I miraculously walked out of that hospital with no broken bones, just severely damaged nerves that have almost fully recovered at the time of this writing, and the ER doctor’s approval to hike into Phantom Ranch with my friends as they joined the second half of the trip, then back out with the first-half crew. The canyon beckoned, and my legs still worked after all. So just 36 hours after I had flown out, slinged up and with only one working arm, I stood with my friends in the dark morning at the Bright Angel Trailhead on the South Rim, fueled with hotel coffee and donuts, the air crackling with wonder at what existed in the abyss stretching for thousands of feet below us.
About an hour into our hike, the winter sun started to cast light on the grandeur that sprawled before us, the glow climbing its way through layers upon layers, each telling a distinct tale, some with stories spanning billions of years.
With each step, I felt the canyon come back to me; the sandpaper feeling of that red rock in the side canyons on my fingertips, the warmth of the sun on my face and a full moon so bright I could have sworn night was day. I felt the fireside embrace of my friends each night before lying down to sleep beneath a river of stars and those same friends pouring coffee in the morning. And that river, that boss—I savored the pulse of her current as she rocked our boats, the swish of the oars as they dipped in to move us forward, the roar of the rapids that never failed to make my heart beat faster and fuller, and the chill on my skin after I found the courage for that first river bath on a quiet beach tucked away from camp.
I listened to the sunset song of the canyon wren and the whoosh of the raven’s wings as they swept over our breakfast, the chirp of the bats overhead and the stoic bighorn sheep family that watched me on my last afternoon on the river, standing sentinel over the humans who were visiting their home.

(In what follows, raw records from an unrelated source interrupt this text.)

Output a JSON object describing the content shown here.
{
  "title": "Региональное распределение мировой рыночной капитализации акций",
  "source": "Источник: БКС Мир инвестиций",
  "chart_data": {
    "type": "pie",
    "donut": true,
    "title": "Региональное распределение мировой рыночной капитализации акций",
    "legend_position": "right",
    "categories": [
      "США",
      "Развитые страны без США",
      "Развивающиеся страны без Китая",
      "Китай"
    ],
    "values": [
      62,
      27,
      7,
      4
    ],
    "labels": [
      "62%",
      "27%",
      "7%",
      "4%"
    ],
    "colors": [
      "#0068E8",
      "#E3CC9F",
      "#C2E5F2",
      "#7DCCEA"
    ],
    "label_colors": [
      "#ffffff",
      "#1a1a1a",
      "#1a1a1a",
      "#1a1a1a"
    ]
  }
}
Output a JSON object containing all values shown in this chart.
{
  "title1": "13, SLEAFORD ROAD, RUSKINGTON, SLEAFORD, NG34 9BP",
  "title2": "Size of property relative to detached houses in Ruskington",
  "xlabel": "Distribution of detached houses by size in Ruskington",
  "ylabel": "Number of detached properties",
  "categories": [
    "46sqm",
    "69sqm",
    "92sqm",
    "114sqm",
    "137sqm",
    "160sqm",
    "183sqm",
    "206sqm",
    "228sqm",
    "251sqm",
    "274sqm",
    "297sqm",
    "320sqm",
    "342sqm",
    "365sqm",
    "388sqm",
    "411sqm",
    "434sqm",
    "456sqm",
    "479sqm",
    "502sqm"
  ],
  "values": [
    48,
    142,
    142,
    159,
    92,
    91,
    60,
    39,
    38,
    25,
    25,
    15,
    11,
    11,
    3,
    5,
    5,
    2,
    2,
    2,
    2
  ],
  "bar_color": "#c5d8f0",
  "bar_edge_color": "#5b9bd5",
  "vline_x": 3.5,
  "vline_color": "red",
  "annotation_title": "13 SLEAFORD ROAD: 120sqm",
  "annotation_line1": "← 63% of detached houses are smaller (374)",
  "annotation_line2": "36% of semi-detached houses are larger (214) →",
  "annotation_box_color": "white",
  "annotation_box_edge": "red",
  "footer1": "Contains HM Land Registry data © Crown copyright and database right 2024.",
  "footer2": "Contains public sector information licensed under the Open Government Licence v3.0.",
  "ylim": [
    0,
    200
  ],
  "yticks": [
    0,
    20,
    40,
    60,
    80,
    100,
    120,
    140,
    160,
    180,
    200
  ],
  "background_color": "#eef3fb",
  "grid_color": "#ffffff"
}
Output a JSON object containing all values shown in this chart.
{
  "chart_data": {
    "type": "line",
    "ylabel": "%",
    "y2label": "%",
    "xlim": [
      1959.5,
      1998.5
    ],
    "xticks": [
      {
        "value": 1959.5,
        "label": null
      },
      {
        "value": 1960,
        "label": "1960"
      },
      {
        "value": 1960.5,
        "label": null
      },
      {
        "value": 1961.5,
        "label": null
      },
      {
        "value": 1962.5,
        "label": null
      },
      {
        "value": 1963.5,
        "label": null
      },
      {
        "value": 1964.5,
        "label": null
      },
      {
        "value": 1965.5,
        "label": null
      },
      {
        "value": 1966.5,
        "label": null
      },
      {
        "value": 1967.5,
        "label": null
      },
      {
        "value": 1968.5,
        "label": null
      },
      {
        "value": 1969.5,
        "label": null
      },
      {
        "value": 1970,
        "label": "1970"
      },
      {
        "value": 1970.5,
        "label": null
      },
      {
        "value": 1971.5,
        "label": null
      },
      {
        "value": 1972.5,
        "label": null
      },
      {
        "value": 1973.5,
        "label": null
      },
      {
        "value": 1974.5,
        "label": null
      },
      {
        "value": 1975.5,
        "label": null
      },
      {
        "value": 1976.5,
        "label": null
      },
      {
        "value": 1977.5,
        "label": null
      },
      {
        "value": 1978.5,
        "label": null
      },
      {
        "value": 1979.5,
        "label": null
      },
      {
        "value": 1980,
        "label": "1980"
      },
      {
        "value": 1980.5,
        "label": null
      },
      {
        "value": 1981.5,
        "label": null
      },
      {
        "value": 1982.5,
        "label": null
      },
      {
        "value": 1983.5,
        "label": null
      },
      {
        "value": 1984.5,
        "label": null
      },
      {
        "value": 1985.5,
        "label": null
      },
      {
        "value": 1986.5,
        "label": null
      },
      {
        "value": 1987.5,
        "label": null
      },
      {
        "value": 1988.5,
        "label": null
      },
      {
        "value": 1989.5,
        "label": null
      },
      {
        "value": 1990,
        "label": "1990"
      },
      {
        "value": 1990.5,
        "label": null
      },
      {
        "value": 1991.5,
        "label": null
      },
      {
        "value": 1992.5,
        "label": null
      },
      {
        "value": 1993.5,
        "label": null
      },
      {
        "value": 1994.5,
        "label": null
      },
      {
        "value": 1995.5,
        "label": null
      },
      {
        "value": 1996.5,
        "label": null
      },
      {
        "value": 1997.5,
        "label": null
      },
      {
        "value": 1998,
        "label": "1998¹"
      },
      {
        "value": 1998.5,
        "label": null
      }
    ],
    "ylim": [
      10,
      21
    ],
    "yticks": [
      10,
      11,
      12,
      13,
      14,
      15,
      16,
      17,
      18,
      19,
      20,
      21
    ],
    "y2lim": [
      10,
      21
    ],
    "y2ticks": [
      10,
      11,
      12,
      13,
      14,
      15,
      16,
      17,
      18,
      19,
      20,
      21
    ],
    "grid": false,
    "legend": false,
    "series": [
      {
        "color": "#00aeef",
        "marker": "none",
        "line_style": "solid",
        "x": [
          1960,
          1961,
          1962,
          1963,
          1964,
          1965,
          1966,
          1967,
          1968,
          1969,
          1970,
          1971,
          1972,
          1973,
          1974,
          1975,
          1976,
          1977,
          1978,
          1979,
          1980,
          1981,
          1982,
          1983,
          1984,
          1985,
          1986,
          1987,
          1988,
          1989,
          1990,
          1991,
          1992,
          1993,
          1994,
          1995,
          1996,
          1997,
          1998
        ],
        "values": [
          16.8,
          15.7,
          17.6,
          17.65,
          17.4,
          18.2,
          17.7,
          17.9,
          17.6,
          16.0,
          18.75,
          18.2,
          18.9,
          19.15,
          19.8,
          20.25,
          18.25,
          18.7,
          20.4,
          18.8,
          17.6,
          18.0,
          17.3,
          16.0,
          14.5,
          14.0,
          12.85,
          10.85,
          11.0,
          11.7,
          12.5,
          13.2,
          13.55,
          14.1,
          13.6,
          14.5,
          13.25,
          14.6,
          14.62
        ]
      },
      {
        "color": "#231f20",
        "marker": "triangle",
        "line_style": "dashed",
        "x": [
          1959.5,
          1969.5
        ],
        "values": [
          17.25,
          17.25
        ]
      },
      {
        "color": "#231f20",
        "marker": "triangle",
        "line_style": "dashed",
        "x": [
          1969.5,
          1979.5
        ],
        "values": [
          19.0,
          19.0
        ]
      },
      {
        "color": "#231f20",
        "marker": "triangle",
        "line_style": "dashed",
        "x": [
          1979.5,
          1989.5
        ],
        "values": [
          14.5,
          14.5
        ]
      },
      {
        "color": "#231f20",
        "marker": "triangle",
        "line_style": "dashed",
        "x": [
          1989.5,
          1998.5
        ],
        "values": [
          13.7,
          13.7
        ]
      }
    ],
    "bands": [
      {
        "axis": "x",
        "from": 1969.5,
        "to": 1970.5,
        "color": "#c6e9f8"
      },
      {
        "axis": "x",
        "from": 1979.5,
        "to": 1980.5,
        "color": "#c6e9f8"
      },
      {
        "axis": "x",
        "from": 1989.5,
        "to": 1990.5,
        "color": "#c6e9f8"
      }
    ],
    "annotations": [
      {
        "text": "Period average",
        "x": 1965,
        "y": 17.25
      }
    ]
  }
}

I bore witness at the proposed Marble Canyon dam site, the blast tailings too recent for comfort. I said goodbye to lost loved ones along the otherworldly blue of the Little Colorado, and I was transfixed by the confluence of that milky water as it swirled into the deep green of the mighty Colorado River. I felt the power of this water, this so-called tamed stretch between two man-made structures so large they can be seen from space. This river, the Colorado, took her time carving her masterpiece and we, humankind, are no match for that kind of force.
I still find myself so deeply humbled by what I and my friends managed to find ourselves in the midst of. As I walked into and back out of that canyon, I fell in love.
I fell deeply in love again with the dear friends on those rafts and alongside me, and with the incredible humans who had joined the trip last-minute, strangers who had become family. And the connections that catalyzed in that canyon still shimmer.
I became utterly enchanted with this river and this canyon that broke me open, that forced me to dance the in-between, that wrapped its magic around my bones and pierced my heart. Places like this, that humble us, spark awe and wonder, and remind us we’re part of something so much larger than ourselves—these places strike at the pure essence of what it means to be alive in this wild world, to have the great privilege to call a treasure like this home.
As I hiked out in the last light, another sunset ascent out of the canyon, a passerby asked what happened to my arm, and I smiled as I told them, “River is boss.”